Artificial intelligence, or AI, technology is transforming many aspects of our lives and this includes manufacturing. Used correctly, it can help streamline processes, resulting in improved efficiency and reduced costs.
Generative design
AI is being used at all stages of the manufacturing process. Generative AI design tools are already in use. These can explore design options based on parameters such as materials and manufacturing constraints, allowing designs to be quickly evaluated. It should be emphasised that these are tools, used by human designers to help accelerate the process.
Cobots
Cobots are collaborative robots that can work alongside human workers, handling physically demanding and repetitive tasks.
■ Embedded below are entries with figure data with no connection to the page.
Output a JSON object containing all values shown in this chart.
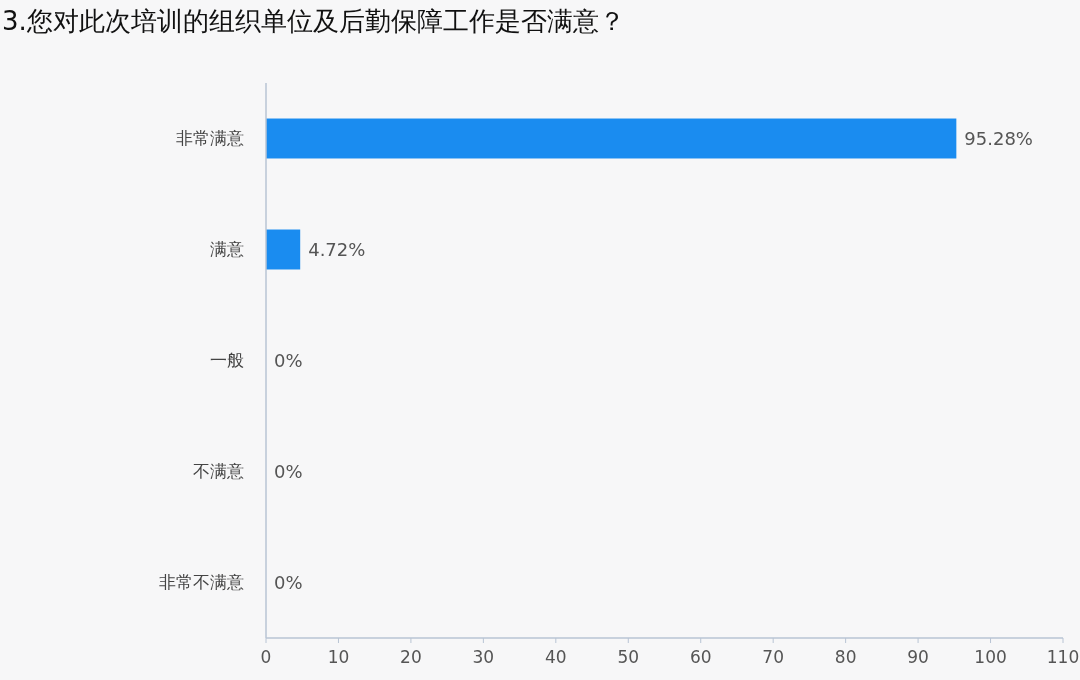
{
  "chart_data": {
    "type": "bar",
    "orientation": "horizontal",
    "title": "3.您对此次培训的组织单位及后勤保障工作是否满意？",
    "categories": [
      "非常满意",
      "满意",
      "一般",
      "不满意",
      "非常不满意"
    ],
    "values": [
      95.28,
      4.72,
      0,
      0,
      0
    ],
    "value_labels": [
      "95.28%",
      "4.72%",
      "0%",
      "0%",
      "0%"
    ],
    "color": "#1a8cf0",
    "xlim": [
      0,
      110
    ],
    "xticks": [
      0,
      10,
      20,
      30,
      40,
      50,
      60,
      70,
      80,
      90,
      100,
      110
    ],
    "grid": false
  }
}
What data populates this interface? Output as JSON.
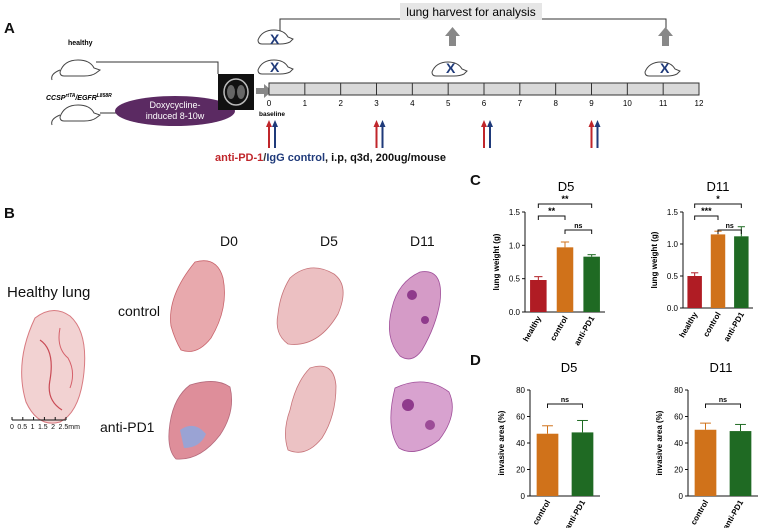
{
  "panel_letters": {
    "a": "A",
    "b": "B",
    "c": "C",
    "d": "D"
  },
  "panel_a": {
    "harvest_label": "lung harvest for analysis",
    "group_healthy": "healthy",
    "group_model": "CCSP",
    "group_model_sup": "rtTA",
    "group_model_mid": "/EGFR",
    "group_model_sup2": "L858R",
    "dox_line1": "Doxycycline-",
    "dox_line2": "induced 8-10w",
    "baseline": "baseline",
    "timeline_ticks": [
      "0",
      "1",
      "2",
      "3",
      "4",
      "5",
      "6",
      "7",
      "8",
      "9",
      "10",
      "11",
      "12"
    ],
    "dosing_days": [
      0,
      3,
      6,
      9
    ],
    "harvest_days": [
      0,
      5,
      11
    ],
    "treatment_red": "anti-PD-1",
    "treatment_sep": "/",
    "treatment_blue": "IgG control",
    "treatment_rest": ", i.p, q3d,  200ug/mouse",
    "colors": {
      "red": "#c0262b",
      "blue": "#1f3a7a",
      "dox_fill": "#5b2a62",
      "arrow_gray": "#888888"
    }
  },
  "panel_b": {
    "healthy_label": "Healthy lung",
    "scale_ticks": [
      "0",
      "0.5",
      "1",
      "1.5",
      "2",
      "2.5mm"
    ],
    "col_labels": [
      "D0",
      "D5",
      "D11"
    ],
    "row_labels": [
      "control",
      "anti-PD1"
    ]
  },
  "chart_data": [
    {
      "type": "bar",
      "panel": "C",
      "title": "D5",
      "ylabel": "lung weight (g)",
      "categories": [
        "healthy",
        "control",
        "anti-PD1"
      ],
      "values": [
        0.48,
        0.97,
        0.83
      ],
      "errors": [
        0.05,
        0.08,
        0.03
      ],
      "ylim": [
        0,
        1.5
      ],
      "yticks": [
        "0.0",
        "0.5",
        "1.0",
        "1.5"
      ],
      "colors": [
        "#b01c24",
        "#d0721a",
        "#1f6a23"
      ],
      "significance": [
        {
          "from": 0,
          "to": 2,
          "label": "**"
        },
        {
          "from": 0,
          "to": 1,
          "label": "**"
        },
        {
          "from": 1,
          "to": 2,
          "label": "ns"
        }
      ]
    },
    {
      "type": "bar",
      "panel": "C",
      "title": "D11",
      "ylabel": "lung weight (g)",
      "categories": [
        "healthy",
        "control",
        "anti-PD1"
      ],
      "values": [
        0.5,
        1.15,
        1.12
      ],
      "errors": [
        0.05,
        0.05,
        0.15
      ],
      "ylim": [
        0,
        1.5
      ],
      "yticks": [
        "0.0",
        "0.5",
        "1.0",
        "1.5"
      ],
      "colors": [
        "#b01c24",
        "#d0721a",
        "#1f6a23"
      ],
      "significance": [
        {
          "from": 0,
          "to": 2,
          "label": "*"
        },
        {
          "from": 0,
          "to": 1,
          "label": "***"
        },
        {
          "from": 1,
          "to": 2,
          "label": "ns"
        }
      ]
    },
    {
      "type": "bar",
      "panel": "D",
      "title": "D5",
      "ylabel": "invasive area  (%)",
      "categories": [
        "control",
        "anti-PD1"
      ],
      "values": [
        47,
        48
      ],
      "errors": [
        6,
        9
      ],
      "ylim": [
        0,
        80
      ],
      "yticks": [
        "0",
        "20",
        "40",
        "60",
        "80"
      ],
      "colors": [
        "#d0721a",
        "#1f6a23"
      ],
      "significance": [
        {
          "from": 0,
          "to": 1,
          "label": "ns"
        }
      ]
    },
    {
      "type": "bar",
      "panel": "D",
      "title": "D11",
      "ylabel": "invasive area  (%)",
      "categories": [
        "control",
        "anti-PD1"
      ],
      "values": [
        50,
        49
      ],
      "errors": [
        5,
        5
      ],
      "ylim": [
        0,
        80
      ],
      "yticks": [
        "0",
        "20",
        "40",
        "60",
        "80"
      ],
      "colors": [
        "#d0721a",
        "#1f6a23"
      ],
      "significance": [
        {
          "from": 0,
          "to": 1,
          "label": "ns"
        }
      ]
    }
  ]
}
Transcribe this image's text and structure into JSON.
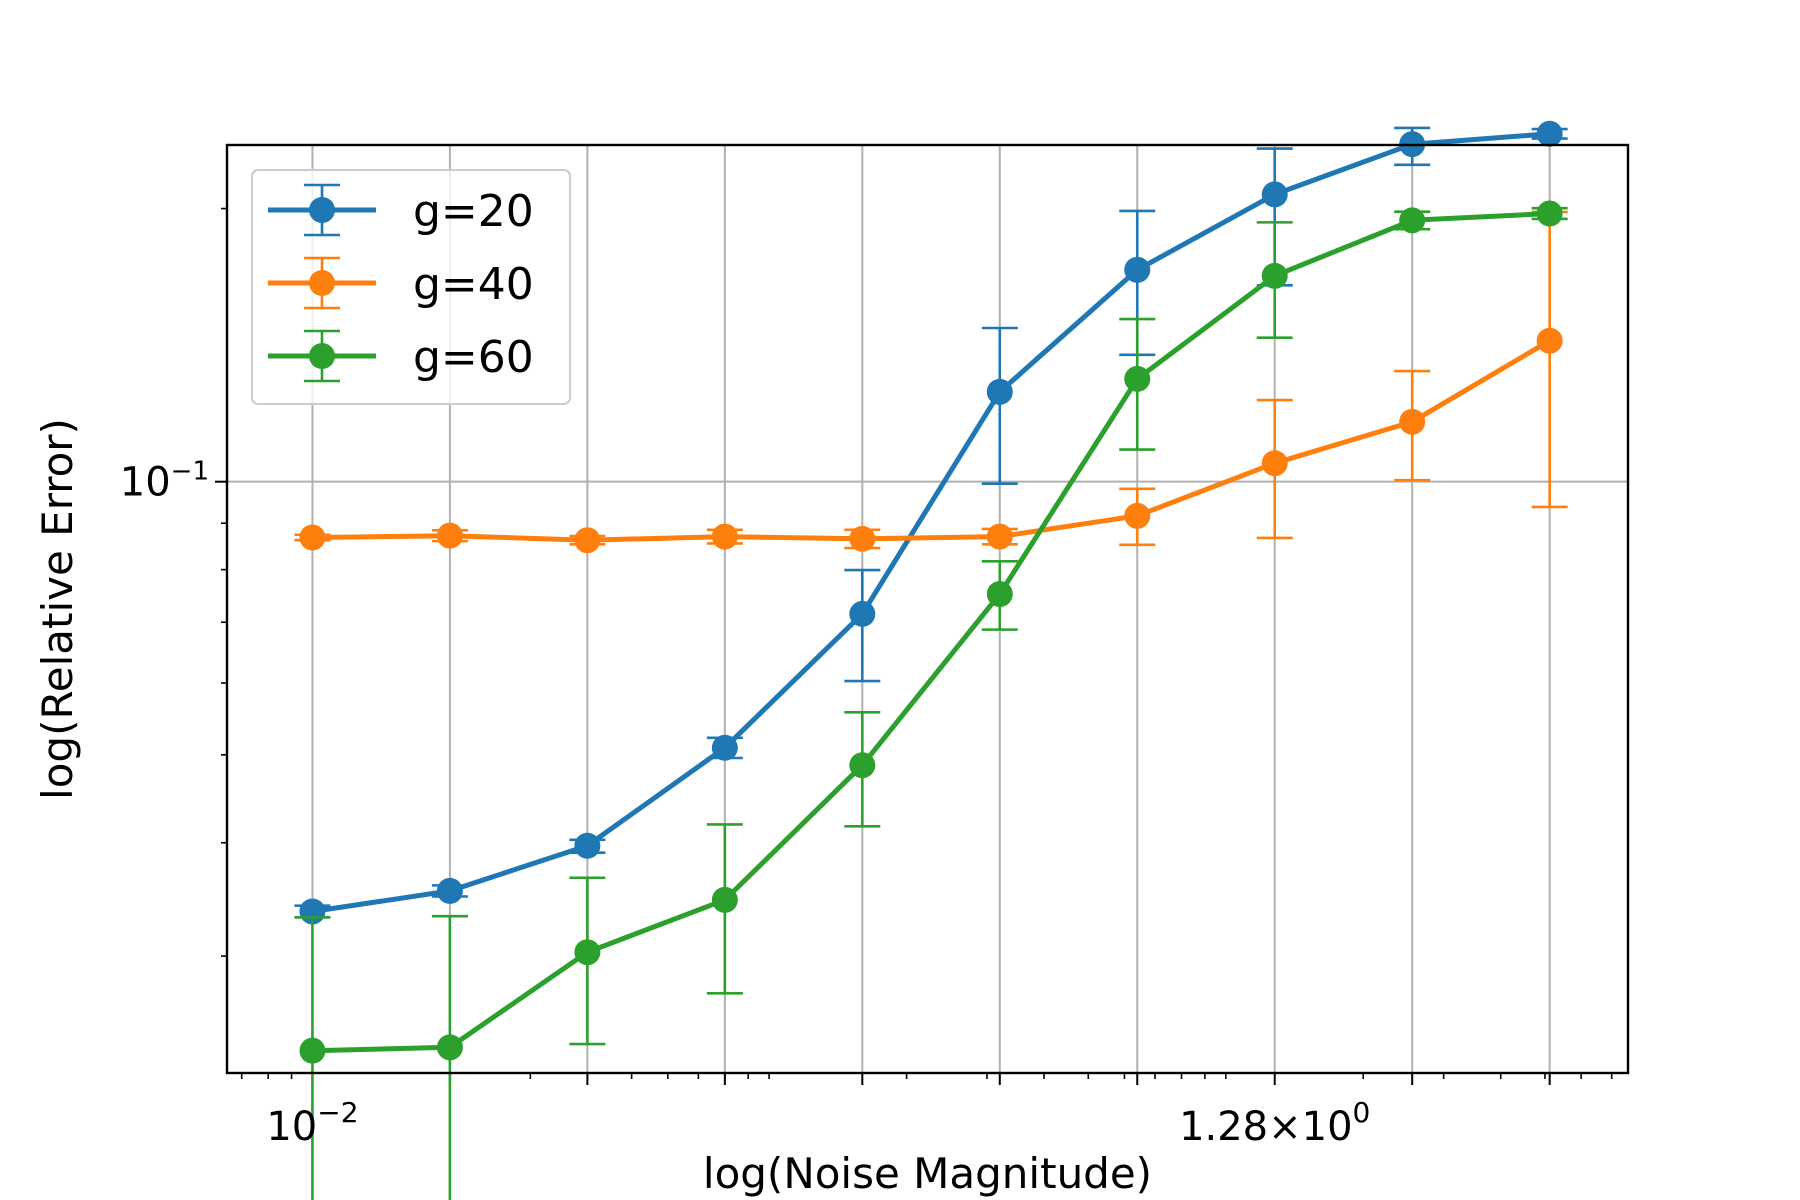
{
  "chart_data": {
    "type": "line",
    "title": "",
    "xlabel": "log(Noise Magnitude)",
    "ylabel": "log(Relative Error)",
    "xscale": "log2",
    "yscale": "log",
    "x": [
      0.01,
      0.02,
      0.04,
      0.08,
      0.16,
      0.32,
      0.64,
      1.28,
      2.56,
      5.12
    ],
    "xlim": [
      0.0065,
      7.6
    ],
    "ylim": [
      0.0223,
      0.235
    ],
    "x_tick_labels": [
      {
        "x": 0.01,
        "base": "10",
        "exp": "−2",
        "mult": ""
      },
      {
        "x": 1.28,
        "base": "10",
        "exp": "0",
        "mult": "1.28×"
      }
    ],
    "y_tick_labels": [
      {
        "y": 0.1,
        "base": "10",
        "exp": "−1"
      }
    ],
    "grid": true,
    "legend_position": "top-left",
    "series": [
      {
        "name": "g=20",
        "color": "#1f77b4",
        "values": [
          0.0336,
          0.0354,
          0.0397,
          0.0509,
          0.0715,
          0.1256,
          0.1712,
          0.2073,
          0.2355,
          0.2418
        ],
        "err_low": [
          0.0331,
          0.0349,
          0.039,
          0.0496,
          0.0603,
          0.0995,
          0.138,
          0.1646,
          0.2235,
          0.2389
        ],
        "err_high": [
          0.0341,
          0.0359,
          0.0403,
          0.0522,
          0.0799,
          0.1477,
          0.1988,
          0.2329,
          0.2454,
          0.2447
        ]
      },
      {
        "name": "g=40",
        "color": "#ff7f0e",
        "values": [
          0.0868,
          0.0872,
          0.0862,
          0.087,
          0.0865,
          0.087,
          0.0917,
          0.1048,
          0.1164,
          0.143
        ],
        "err_low": [
          0.0862,
          0.086,
          0.0853,
          0.0855,
          0.0845,
          0.0853,
          0.0852,
          0.0867,
          0.1004,
          0.0938
        ],
        "err_high": [
          0.0874,
          0.0884,
          0.0871,
          0.0885,
          0.0885,
          0.0887,
          0.0982,
          0.123,
          0.1324,
          0.1983
        ]
      },
      {
        "name": "g=60",
        "color": "#2ca02c",
        "values": [
          0.0236,
          0.0238,
          0.0303,
          0.0346,
          0.0487,
          0.0752,
          0.1298,
          0.1686,
          0.1941,
          0.1975
        ],
        "err_low": [
          0.0141,
          0.0144,
          0.024,
          0.0273,
          0.0417,
          0.0687,
          0.1085,
          0.1441,
          0.1898,
          0.1948
        ],
        "err_high": [
          0.0331,
          0.0332,
          0.0366,
          0.0419,
          0.0557,
          0.0817,
          0.1511,
          0.1931,
          0.1984,
          0.2002
        ]
      }
    ]
  }
}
This can help improve safety in the workplace and free up human workers for more creative and less repetitive tasks. This represents a significant advance in automation, something that is nothing new in manufacturing. For example, Roscamat electric tapping machines are a form of automation that has long been in use. Today’s factories will see a mixture of humans, traditional automated devices like Roscamat electric tapping machines and cobots.
Management
AI can be used in a variety of management roles. For example, it can keep track of inventory and analyse data to predict demand, automating supply processes. It can also monitor the use of energy in real time, checking for energy saving measures to help save money and reduce an organisation’s environmental impact. It can even manage employees, analysing data to advise where employees are best deployed and create optimal shifts to improve production.
Digital twin
Digital twin technology allows AI to create a virtual replica of aspects of the manufacturing process such as production lines or supply chains. These can be used for simulations or to analyse data and production in real time.
Custom manufacturing
Traditionally, customised products would take longer and would require extra expense. But AI can easily integrate customisation into the process without slowing down production. It can also use customer feedback and data in real time to quickly adapt to customer preferences, resulting in a higher level of customer satisfaction.